It made him particularly sensitive to the issue of bullying as he climbed the professional ladder to his present post as head of Bryn Celynnog comprehensive in Beddau, Pontypridd.
But now he is stepping down to campaign for his fellow heads and deputies, rather than pupils, as the new secretary of the Association of School and College Leaders in Wales.
He takes over from Brian Rowlands, who stands down on September 1 after seven years at the helm of what was the Secondary Heads Association Cymru.
"It took a very special opportunity to persuade me to leave Bryn earlier than expected," said Mr Jones, aged 56.

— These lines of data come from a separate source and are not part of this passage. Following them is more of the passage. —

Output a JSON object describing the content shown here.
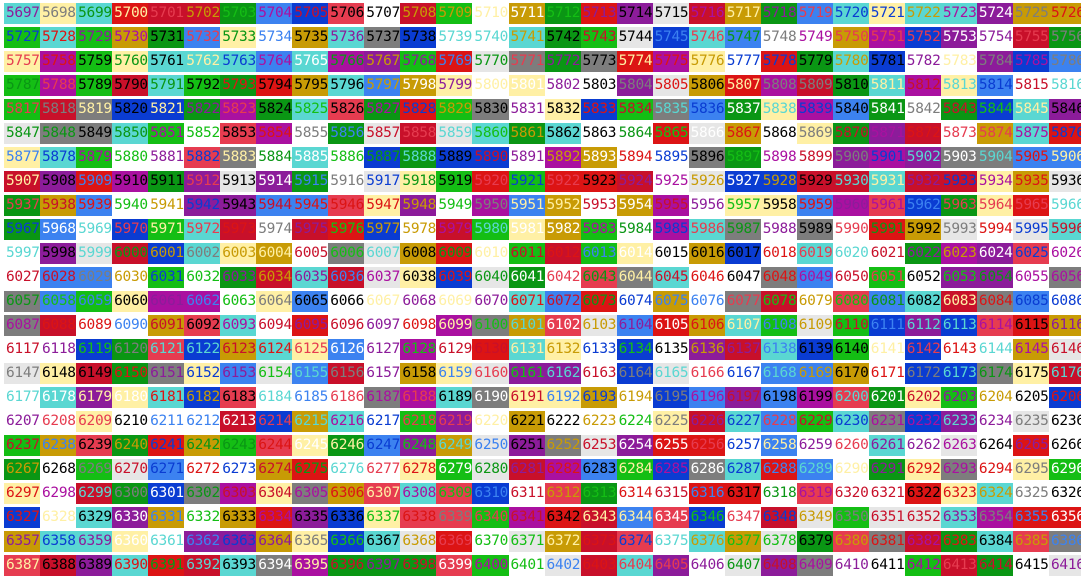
{
  "grid": {
    "first_number": 5697,
    "last_number": 6416,
    "columns": 30,
    "rows": 24,
    "order": "row-major"
  },
  "palette": {
    "red": "#dc1414",
    "crimson": "#c8102a",
    "pink": "#e63c50",
    "magenta": "#aa10a0",
    "purple": "#8c1c9a",
    "blue": "#0a3cd2",
    "sky": "#3c82f0",
    "cyan": "#5ad7d2",
    "green": "#14be14",
    "darkgreen": "#0a9614",
    "gold": "#c89b05",
    "cream": "#fff0a5",
    "gray": "#7d7d7d",
    "lightgray": "#e6e6e6",
    "white": "#ffffff",
    "black": "#000000"
  },
  "page": {
    "background": "#ffffff"
  }
}
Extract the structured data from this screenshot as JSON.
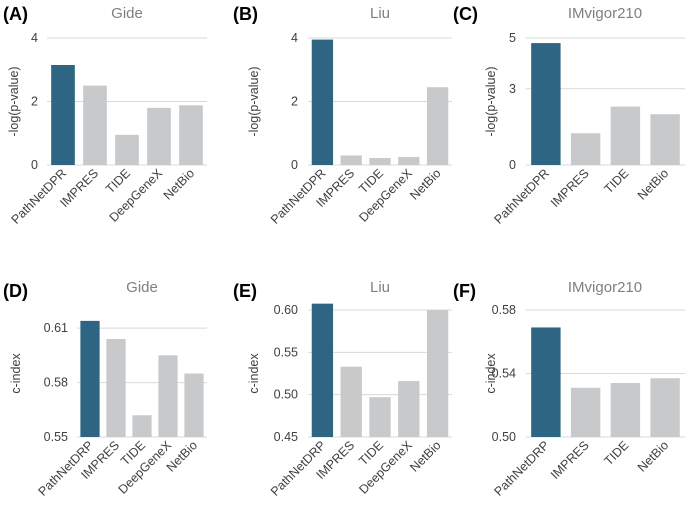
{
  "figure": {
    "highlight_color": "#2e6583",
    "other_color": "#c8c9cb",
    "gridline_color": "#d9d9d9"
  },
  "chart_data": [
    {
      "type": "bar",
      "panel": "(A)",
      "title": "Gide",
      "ylabel": "-log(p-value)",
      "categories": [
        "PathNetDPR",
        "IMPRES",
        "TIDE",
        "DeepGeneX",
        "NetBio"
      ],
      "values": [
        3.15,
        2.5,
        0.95,
        1.8,
        1.88
      ],
      "ylim": [
        0,
        4
      ],
      "yticks": [
        0,
        2,
        4
      ],
      "tick_labels": [
        "0",
        "2",
        "4"
      ],
      "highlight_index": 0
    },
    {
      "type": "bar",
      "panel": "(B)",
      "title": "Liu",
      "ylabel": "-log(p-value)",
      "categories": [
        "PathNetDPR",
        "IMPRES",
        "TIDE",
        "DeepGeneX",
        "NetBio"
      ],
      "values": [
        3.95,
        0.3,
        0.22,
        0.25,
        2.45
      ],
      "ylim": [
        0,
        4
      ],
      "yticks": [
        0,
        2,
        4
      ],
      "tick_labels": [
        "0",
        "2",
        "4"
      ],
      "highlight_index": 0
    },
    {
      "type": "bar",
      "panel": "(C)",
      "title": "IMvigor210",
      "ylabel": "-log(p-value)",
      "categories": [
        "PathNetDPR",
        "IMPRES",
        "TIDE",
        "NetBio"
      ],
      "values": [
        4.8,
        1.25,
        2.3,
        2.0
      ],
      "ylim": [
        0,
        5
      ],
      "yticks": [
        0,
        3,
        5
      ],
      "tick_labels": [
        "0",
        "3",
        "5"
      ],
      "highlight_index": 0
    },
    {
      "type": "bar",
      "panel": "(D)",
      "title": "Gide",
      "ylabel": "c-index",
      "categories": [
        "PathNetDRP",
        "IMPRES",
        "TIDE",
        "DeepGeneX",
        "NetBio"
      ],
      "values": [
        0.614,
        0.604,
        0.562,
        0.595,
        0.585
      ],
      "ylim": [
        0.55,
        0.62
      ],
      "yticks": [
        0.55,
        0.58,
        0.61
      ],
      "tick_labels": [
        "0.55",
        "0.58",
        "0.61"
      ],
      "highlight_index": 0
    },
    {
      "type": "bar",
      "panel": "(E)",
      "title": "Liu",
      "ylabel": "c-index",
      "categories": [
        "PathNetDRP",
        "IMPRES",
        "TIDE",
        "DeepGeneX",
        "NetBio"
      ],
      "values": [
        0.617,
        0.533,
        0.497,
        0.516,
        0.6
      ],
      "ylim": [
        0.45,
        0.6
      ],
      "yticks": [
        0.45,
        0.5,
        0.55,
        0.6
      ],
      "tick_labels": [
        "0.45",
        "0.50",
        "0.55",
        "0.60"
      ],
      "highlight_index": 0
    },
    {
      "type": "bar",
      "panel": "(F)",
      "title": "IMvigor210",
      "ylabel": "c-index",
      "categories": [
        "PathNetDRP",
        "IMPRES",
        "TIDE",
        "NetBio"
      ],
      "values": [
        0.569,
        0.531,
        0.534,
        0.537
      ],
      "ylim": [
        0.5,
        0.58
      ],
      "yticks": [
        0.5,
        0.54,
        0.58
      ],
      "tick_labels": [
        "0.50",
        "0.54",
        "0.58"
      ],
      "highlight_index": 0
    }
  ]
}
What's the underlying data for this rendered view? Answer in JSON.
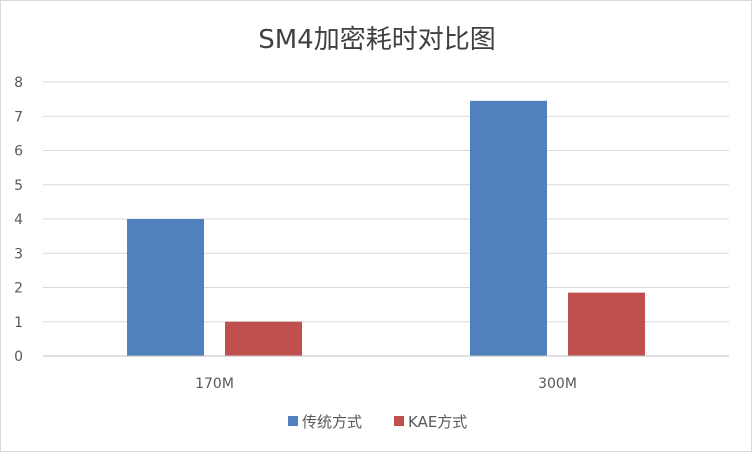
{
  "chart_data": {
    "type": "bar",
    "title": "SM4加密耗时对比图",
    "xlabel": "",
    "ylabel": "",
    "categories": [
      "170M",
      "300M"
    ],
    "series": [
      {
        "name": "传统方式",
        "values": [
          4.0,
          7.45
        ],
        "color": "#4f81bd"
      },
      {
        "name": "KAE方式",
        "values": [
          1.0,
          1.85
        ],
        "color": "#c0504d"
      }
    ],
    "ylim": [
      0,
      8
    ],
    "yticks": [
      "0",
      "1",
      "2",
      "3",
      "4",
      "5",
      "6",
      "7",
      "8"
    ],
    "grid": true,
    "legend": "bottom"
  }
}
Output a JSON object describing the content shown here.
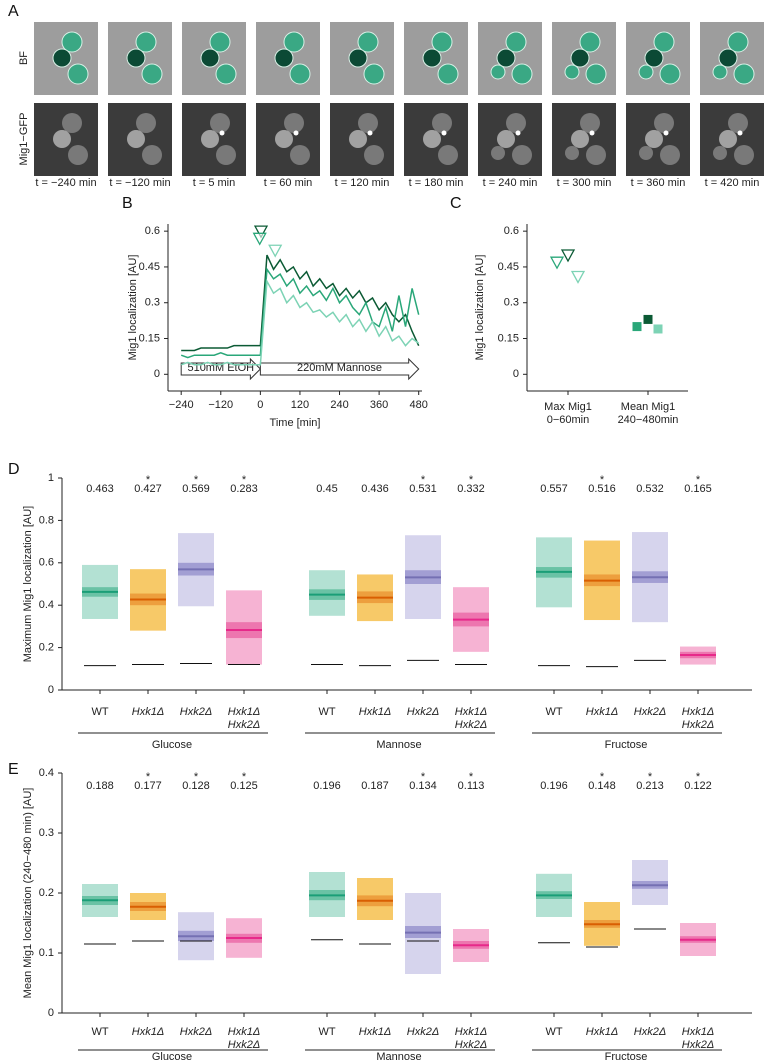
{
  "panel_a": {
    "label": "A",
    "row_labels": [
      "BF",
      "Mig1−GFP"
    ],
    "times": [
      "t = −240 min",
      "t = −120 min",
      "t = 5 min",
      "t = 60 min",
      "t = 120 min",
      "t = 180 min",
      "t = 240 min",
      "t = 300 min",
      "t = 360 min",
      "t = 420 min"
    ]
  },
  "chart_data": [
    {
      "type": "line",
      "label": "B",
      "ylabel": "Mig1 localization [AU]",
      "xlabel": "Time [min]",
      "x": [
        -240,
        -220,
        -200,
        -180,
        -160,
        -140,
        -120,
        -100,
        -80,
        -60,
        -40,
        -20,
        0,
        20,
        40,
        60,
        80,
        100,
        120,
        140,
        160,
        180,
        200,
        220,
        240,
        260,
        280,
        300,
        320,
        340,
        360,
        380,
        400,
        420,
        440,
        460,
        480
      ],
      "series": [
        {
          "color": "#0b5a34",
          "peak_x": 2,
          "peak_y": 0.6,
          "values": [
            0.1,
            0.1,
            0.1,
            0.11,
            0.11,
            0.11,
            0.11,
            0.11,
            0.12,
            0.12,
            0.12,
            0.12,
            0.12,
            0.5,
            0.44,
            0.48,
            0.43,
            0.45,
            0.4,
            0.43,
            0.37,
            0.4,
            0.36,
            0.38,
            0.33,
            0.36,
            0.32,
            0.35,
            0.3,
            0.32,
            0.27,
            0.3,
            0.25,
            0.22,
            0.25,
            0.18,
            0.12
          ]
        },
        {
          "color": "#2aa779",
          "peak_x": -2,
          "peak_y": 0.57,
          "values": [
            0.08,
            0.07,
            0.08,
            0.08,
            0.08,
            0.08,
            0.09,
            0.08,
            0.08,
            0.08,
            0.08,
            0.08,
            0.08,
            0.44,
            0.4,
            0.42,
            0.37,
            0.4,
            0.34,
            0.37,
            0.33,
            0.35,
            0.31,
            0.36,
            0.3,
            0.33,
            0.28,
            0.25,
            0.3,
            0.22,
            0.2,
            0.28,
            0.18,
            0.33,
            0.2,
            0.36,
            0.25
          ]
        },
        {
          "color": "#7dd3b5",
          "peak_x": 45,
          "peak_y": 0.52,
          "values": [
            0.04,
            0.05,
            0.04,
            0.04,
            0.05,
            0.04,
            0.04,
            0.05,
            0.04,
            0.04,
            0.04,
            0.04,
            0.04,
            0.39,
            0.34,
            0.36,
            0.3,
            0.33,
            0.28,
            0.3,
            0.26,
            0.27,
            0.24,
            0.26,
            0.22,
            0.25,
            0.2,
            0.23,
            0.18,
            0.22,
            0.16,
            0.2,
            0.14,
            0.16,
            0.12,
            0.15,
            0.13
          ]
        }
      ],
      "phases": [
        {
          "label": "510mM EtOH",
          "x": [
            -240,
            0
          ]
        },
        {
          "label": "220mM Mannose",
          "x": [
            0,
            480
          ]
        }
      ],
      "xlim": [
        -280,
        490
      ],
      "ylim": [
        -0.07,
        0.63
      ],
      "xticks": [
        {
          "value": -240,
          "label": "−240"
        },
        {
          "value": -120,
          "label": "−120"
        },
        0,
        120,
        240,
        360,
        480
      ],
      "yticks": [
        0,
        0.15,
        0.3,
        0.45,
        0.6
      ]
    },
    {
      "type": "scatter",
      "label": "C",
      "ylabel": "Mig1 localization [AU]",
      "categories": [
        [
          "Max Mig1",
          "0−60min"
        ],
        [
          "Mean Mig1",
          "240−480min"
        ]
      ],
      "markers": [
        "triangle",
        "square"
      ],
      "series": [
        {
          "color": "#0b5a34",
          "values": [
            0.5,
            0.23
          ]
        },
        {
          "color": "#2aa779",
          "values": [
            0.47,
            0.2
          ]
        },
        {
          "color": "#7dd3b5",
          "values": [
            0.41,
            0.19
          ]
        }
      ],
      "ylim": [
        -0.07,
        0.63
      ],
      "yticks": [
        0,
        0.15,
        0.3,
        0.45,
        0.6
      ]
    },
    {
      "type": "box",
      "label": "D",
      "ylabel": "Maximum Mig1 localization [AU]",
      "groups": [
        "Glucose",
        "Mannose",
        "Fructose"
      ],
      "categories": [
        "WT",
        "Hxk1Δ",
        "Hxk2Δ",
        [
          "Hxk1Δ",
          "Hxk2Δ"
        ]
      ],
      "italic": [
        false,
        true,
        true,
        true
      ],
      "series": [
        {
          "color": "#1a9e77",
          "box_color": "#a6dccb",
          "ci_color": "#62bfa0",
          "median": [
            0.463,
            0.45,
            0.557
          ],
          "q_low": [
            0.335,
            0.35,
            0.39
          ],
          "q_high": [
            0.59,
            0.565,
            0.72
          ],
          "ci_low": [
            0.44,
            0.425,
            0.53
          ],
          "ci_high": [
            0.485,
            0.475,
            0.58
          ],
          "baseline": [
            0.115,
            0.12,
            0.115
          ],
          "sig": [
            null,
            null,
            null
          ]
        },
        {
          "color": "#d95f02",
          "box_color": "#f6c04e",
          "ci_color": "#eb9a3a",
          "median": [
            0.427,
            0.436,
            0.516
          ],
          "q_low": [
            0.28,
            0.325,
            0.33
          ],
          "q_high": [
            0.57,
            0.545,
            0.705
          ],
          "ci_low": [
            0.4,
            0.41,
            0.49
          ],
          "ci_high": [
            0.455,
            0.465,
            0.545
          ],
          "baseline": [
            0.12,
            0.115,
            0.11
          ],
          "sig": [
            "*",
            null,
            "*"
          ]
        },
        {
          "color": "#7570b3",
          "box_color": "#cfcdea",
          "ci_color": "#9c98cf",
          "median": [
            0.569,
            0.531,
            0.532
          ],
          "q_low": [
            0.395,
            0.335,
            0.32
          ],
          "q_high": [
            0.74,
            0.73,
            0.745
          ],
          "ci_low": [
            0.54,
            0.5,
            0.505
          ],
          "ci_high": [
            0.6,
            0.565,
            0.56
          ],
          "baseline": [
            0.125,
            0.14,
            0.14
          ],
          "sig": [
            "*",
            "*",
            null
          ]
        },
        {
          "color": "#e7298a",
          "box_color": "#f4a6cb",
          "ci_color": "#ec6fab",
          "median": [
            0.283,
            0.332,
            0.165
          ],
          "q_low": [
            0.12,
            0.18,
            0.12
          ],
          "q_high": [
            0.47,
            0.485,
            0.205
          ],
          "ci_low": [
            0.245,
            0.3,
            0.15
          ],
          "ci_high": [
            0.32,
            0.365,
            0.18
          ],
          "baseline": [
            0.12,
            0.12,
            null
          ],
          "sig": [
            "*",
            "*",
            "*"
          ]
        }
      ],
      "ylim": [
        0,
        1
      ],
      "yticks": [
        0,
        0.2,
        0.4,
        0.6,
        0.8,
        1
      ]
    },
    {
      "type": "box",
      "label": "E",
      "ylabel": "Mean Mig1 localization (240−480 min) [AU]",
      "groups": [
        "Glucose",
        "Mannose",
        "Fructose"
      ],
      "categories": [
        "WT",
        "Hxk1Δ",
        "Hxk2Δ",
        [
          "Hxk1Δ",
          "Hxk2Δ"
        ]
      ],
      "italic": [
        false,
        true,
        true,
        true
      ],
      "series": [
        {
          "color": "#1a9e77",
          "box_color": "#a6dccb",
          "ci_color": "#62bfa0",
          "median": [
            0.188,
            0.196,
            0.196
          ],
          "q_low": [
            0.16,
            0.16,
            0.16
          ],
          "q_high": [
            0.215,
            0.235,
            0.232
          ],
          "ci_low": [
            0.18,
            0.188,
            0.19
          ],
          "ci_high": [
            0.195,
            0.205,
            0.203
          ],
          "baseline": [
            0.115,
            0.122,
            0.117
          ],
          "sig": [
            null,
            null,
            null
          ]
        },
        {
          "color": "#d95f02",
          "box_color": "#f6c04e",
          "ci_color": "#eb9a3a",
          "median": [
            0.177,
            0.187,
            0.148
          ],
          "q_low": [
            0.155,
            0.155,
            0.112
          ],
          "q_high": [
            0.2,
            0.225,
            0.185
          ],
          "ci_low": [
            0.17,
            0.178,
            0.142
          ],
          "ci_high": [
            0.185,
            0.196,
            0.155
          ],
          "baseline": [
            0.12,
            0.115,
            0.11
          ],
          "sig": [
            "*",
            null,
            "*"
          ]
        },
        {
          "color": "#7570b3",
          "box_color": "#cfcdea",
          "ci_color": "#9c98cf",
          "median": [
            0.128,
            0.134,
            0.213
          ],
          "q_low": [
            0.088,
            0.065,
            0.18
          ],
          "q_high": [
            0.168,
            0.2,
            0.255
          ],
          "ci_low": [
            0.12,
            0.125,
            0.207
          ],
          "ci_high": [
            0.137,
            0.145,
            0.22
          ],
          "baseline": [
            0.12,
            0.12,
            0.14
          ],
          "sig": [
            "*",
            "*",
            "*"
          ]
        },
        {
          "color": "#e7298a",
          "box_color": "#f4a6cb",
          "ci_color": "#ec6fab",
          "median": [
            0.125,
            0.113,
            0.122
          ],
          "q_low": [
            0.092,
            0.085,
            0.095
          ],
          "q_high": [
            0.158,
            0.14,
            0.15
          ],
          "ci_low": [
            0.117,
            0.107,
            0.117
          ],
          "ci_high": [
            0.132,
            0.12,
            0.128
          ],
          "baseline": [
            null,
            null,
            null
          ],
          "sig": [
            "*",
            "*",
            "*"
          ]
        }
      ],
      "ylim": [
        0,
        0.4
      ],
      "yticks": [
        0,
        0.1,
        0.2,
        0.3,
        0.4
      ]
    }
  ]
}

"The school has a wonderful ethos, it's like a family. There is a real sense of caring for each other among the students and staff, and a determination to achieve the best. I've always felt it's a privilege to be the head here.
"But the chance to take on this challenge is one that doesn't come along every day."
After many years' involvement with ASCL's executive in Wales and its UK council, Mr Jones believes he has come to his new job at a particularly exciting time.
"Succeeding Brian Rowlands presents new challenges for me, as devolution brings about an increasing difference between England and Wales on issues such as funding, curriculum and assessment, and evaluation," he said.
But he said his priorities would be determined by the members.
Mr Jones was born and raised in England, the youngest of six children. His parents, Welsh-speakers from Cardiganshire, had a dairy farm near Stoke Mandeville. It was on his first day at grammar school in Aylesbury that he was chased by a large group of fellow pupils chanting: "Taffy was a Welshman, Taffy was a thief."
After graduating in economics from Liverpool university, he was encouraged into teaching by his future wife Alison, who now teaches English in Newport.
Posts in Surrey and South Yorkshire were followed by a move to Deeside high school in Clwyd, in 1979, and a deputy headship at Lliswerry high in Newport, in 1985. He has been head of Bryn Celynnog since 1992.
Having established himself in Wales, he doesn't intend to leave - not even for the house he is restoring in France.
"It's the sense of community here that makes Wales a special place to live," he said.
His appointment was welcomed by John Dunford, general secretary of the ASCL.
"Gareth is ideally suited to carry on the excellent work of Mr Rowlands, who has so ably represented the views of secondary schools and college leaders in Wales for the past seven years," he said.